Para entonces Peggy ya había vivido veinte años en Europa. Después de que su padre muriera en el Titanic, Marguerite –su verdadero nombre– heredó más de treinta millones de dólares, con los que empezó a cumplir sus caprichos artísticos. Tal vez lo tenía en la sangre por haber nacido en una familia de magnates –era sobrina del gran coleccionista y filántropo Solomon Guggenheim– pero fue ella quien no quiso conformarse con lo que el destino le tenía preparado. Decidió que no quería la vida burguesa y predecible que le esperaba en su ciudad y círculo social, por lo que cambió Nueva York por París, en donde se quedó más de veinte años. Podemos huir de un lugar, pero no de lo que somos. Peggy llegó a Francia para sumergirse en la revolución artística de sus barrios y así conoció a personajes como Wassily Kandinsky y Marcel Duchamp.
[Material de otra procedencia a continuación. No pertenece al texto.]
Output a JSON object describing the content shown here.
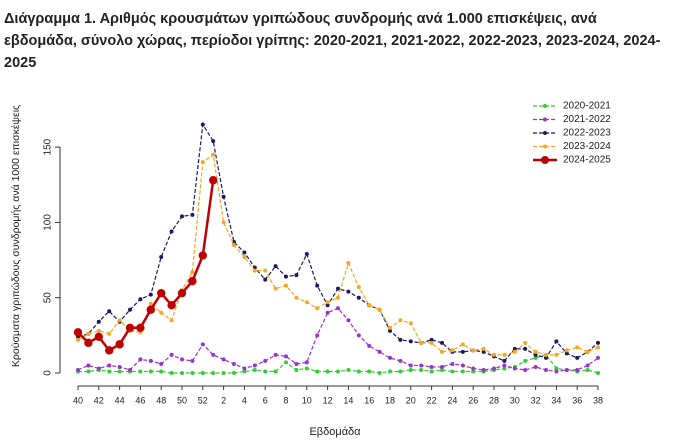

Para su primera galería Guggenheim-Jeune escogió Londres, la ciudad en la que en 1938 inauguró con un disruptivo show de desnudos de Jean Cocteau, y aunque solo estuvo abierta poco más de un año, fue el inicio de lo que lograría más adelante. En esos años se ganó su apodo de adicta al arte. Se propuso comprar un cuadro al día y formó una colección confiando en los artistas de las vanguardias en un momento en el que nadie lo hacía, hasta que la guerra la obligó a regresar a Estados Unidos. Es conocida la anécdota de haberle pedido al museo de Louvre que guardara sus obras y haber recibido como respuesta que no eran “lo suficientemente valiosas”. Pero Peggy se las arregló para trasladar en barco de un continente a otro piezas que si ella no hubiera rescatado, tal vez no hubieran sobrevivido.